I colori e la distribuzione delle goccioline di olio retinico variano considerevolmente tra le specie e dipendono più dalla nicchia ecologica utilizzata (cacciatore, pescatore, erbivoro/granivoro) che dalle relazioni genetiche. Ad esempio, i cacciatori diurni come la rondine e i rapaci hanno poche goccioline colorate, mentre la sterna comune, che pesca i pesci in superficie, ha un gran numero di goccioline rosse e gialle nella retina. L’evidenza suggerisce quindi che le goccioline di olio rispondono alla selezione naturale più velocemente dei pigmenti visivi del cono.
La capacità degli uccelli di vedere fino nel campo degli UV permette loro di avere uno strumento di riconoscimento tra individui aggiuntivo. Infatti molti uccelli hanno delle aree del piumaggio o di altre parti del corpo che sono UV riflettenti, e di conseguenza tra di loro gli uccelli si vedono diversamente da come li vediamo noi. Spesso, anche se per noi una specie non sembra avere dimorfismo sessuale, in realtà il dimorfismo c’è eccome! Solo che è nel campo degli UV, che noi umani non possiamo percepire. Inoltre è stato dimostrato che la sensibilità agli UV è molto importante per trovare cibo, sia per uccelli vegetariani che per uccelli predatori.
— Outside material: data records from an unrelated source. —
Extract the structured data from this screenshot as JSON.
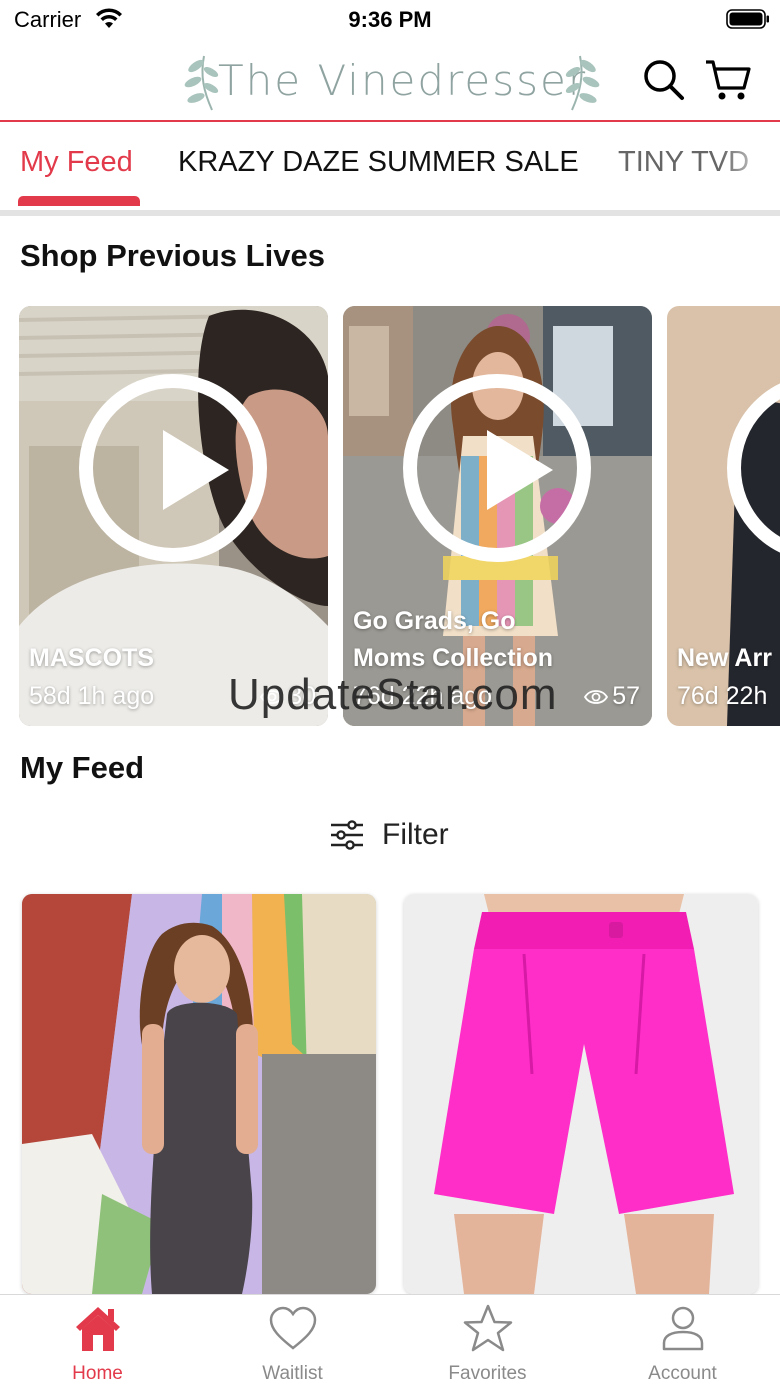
{
  "status_bar": {
    "carrier": "Carrier",
    "time": "9:36 PM"
  },
  "header": {
    "logo_text": "The Vinedresser",
    "search_icon": "search-icon",
    "cart_icon": "cart-icon",
    "accent_color": "#e23a4a"
  },
  "tabs": [
    {
      "label": "My Feed",
      "active": true
    },
    {
      "label": "KRAZY DAZE SUMMER SALE",
      "active": false
    },
    {
      "label": "TINY TVD",
      "active": false
    }
  ],
  "shop_previous_lives": {
    "title": "Shop Previous Lives",
    "items": [
      {
        "title": "MASCOTS",
        "time": "58d 1h ago",
        "views": "30"
      },
      {
        "title_line1": "Go Grads, Go",
        "title_line2": "Moms  Collection",
        "time": "76d 22h ago",
        "views": "57"
      },
      {
        "title": "New Arr",
        "time": "76d 22h"
      }
    ]
  },
  "watermark": "UpdateStar.com",
  "my_feed": {
    "title": "My Feed",
    "filter_label": "Filter"
  },
  "bottom_nav": [
    {
      "label": "Home",
      "icon": "home-icon",
      "active": true
    },
    {
      "label": "Waitlist",
      "icon": "heart-icon",
      "active": false
    },
    {
      "label": "Favorites",
      "icon": "star-icon",
      "active": false
    },
    {
      "label": "Account",
      "icon": "user-icon",
      "active": false
    }
  ]
}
Il rapporto tra coni e bastoncelli dipende ovviamente dalle necessità di ciascuna specie. Negli uccelli diurni, l’80% dei recettori può essere costituito da coni (fino al 90% in alcuni rondoni) mentre nei gufi e in altri uccelli notturni è l’opposto, ovvero hanno quasi tutti bastoncelli. I gufi, che tra l’altro sono presbiti (vedono male da vicino), vedono quindi molto meglio di notte che di giorno. Hanno inoltre un tapetum lucidum, uno strato riflettente sulla retina che aiuta ad amplificare la poca luce notturna e che fa “brillare” i loro occhi al buio, un po’ come i gatti.
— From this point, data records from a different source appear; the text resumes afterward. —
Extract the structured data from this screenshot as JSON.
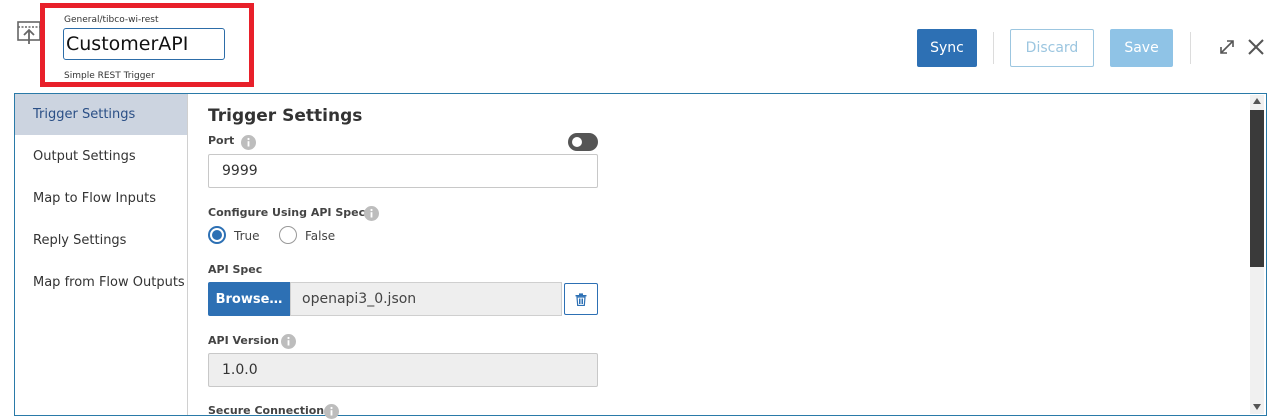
{
  "header": {
    "path": "General/tibco-wi-rest",
    "name": "CustomerAPI",
    "subtitle": "Simple REST Trigger",
    "sync_label": "Sync",
    "discard_label": "Discard",
    "save_label": "Save"
  },
  "sidebar": {
    "items": [
      {
        "label": "Trigger Settings",
        "active": true
      },
      {
        "label": "Output Settings"
      },
      {
        "label": "Map to Flow Inputs"
      },
      {
        "label": "Reply Settings"
      },
      {
        "label": "Map from Flow Outputs"
      }
    ]
  },
  "main": {
    "title": "Trigger Settings",
    "port": {
      "label": "Port",
      "value": "9999"
    },
    "api_specs": {
      "label": "Configure Using API Specs",
      "true_label": "True",
      "false_label": "False",
      "selected": "True"
    },
    "api_spec": {
      "label": "API Spec",
      "browse_label": "Browse…",
      "file": "openapi3_0.json"
    },
    "api_version": {
      "label": "API Version",
      "value": "1.0.0"
    },
    "secure": {
      "label": "Secure Connection"
    }
  },
  "colors": {
    "accent": "#2d70b4",
    "highlight": "#e8202a",
    "sidebar_active_bg": "#ccd4e0",
    "panel_border": "#2a7aa8"
  },
  "icons": {
    "trigger": "rest-trigger-icon",
    "expand": "expand-icon",
    "close": "close-icon",
    "info": "info-icon",
    "delete": "trash-icon"
  }
}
Il processo di accomodazione consente all’occhio di mettere a fuoco le immagini a distanze variabili regolando la curvatura del cristallino e la quantità di luce che entra nella pupilla. Per mettere a fuoco oggetti distanti, il cristallino si appiattisce e la pupilla si allarga (permettendo a più luce di raggiungere la retina). Al contrario, quando l’occhio si concentra su un oggetto più vicino, la lente diventa più sferica e la pupilla si restringe. I muscoli dell’iride infatti aprono e chiudono la pupilla proprio come il diaframma in una fotocamera controlla la larghezza dell’apertura.
Molti uccelli mostrano una notevole velocità di accomodazione, molto superiore alla nostra, e sono in grado di mantenere gli oggetti a fuoco a distanze che cambiano rapidamente. I falchi sono in grado di mantenere la preda a fuoco durante l’intera durata di un avvicinamento: dall’alto nel cielo a pochi centimetri dal suolo. Alcuni uccelli, invece, sono miopi. I pinguini, ad esempio, sono particolarmente miopi sulla terraferma poiché la loro visione si è evoluta per facilitare la navigazione e la caccia sott’acqua.
Gli uccelli che volano veloci attraverso una fitta foresta sono in grado di evitare i tronchi e i rami degli alberi sul loro percorso. Gli uccelli possono infatti percepire i movimenti rapidi meglio degli umani, per i quali lo sfarfallio a una frequenza superiore a 50 impulsi luminosi al secondo (50 Hz) appare come una luce fissa. Gli esseri umani non possono quindi distinguere i singoli impulsi di una lampada a fluorescenza che oscilla a 60 Hz, ma molti uccelli come galline e pappagalli possono percepire una frequenza di 100 Hz. Alcuni uccelli arrivano addirittura a 146 Hz, ed è stato verificato sperimentalmente (ne avevo parlato in questo post). Un astore può facilmente inseguire agili prede attraverso i boschi e contemporaneamente evitare rami e altri oggetti in avvicinamento ad alta velocità. Per noi umani un tale inseguimento sembrerebbe un video caotico e sfocato. In pratica è come se gli uccelli vedessero al rallentatore!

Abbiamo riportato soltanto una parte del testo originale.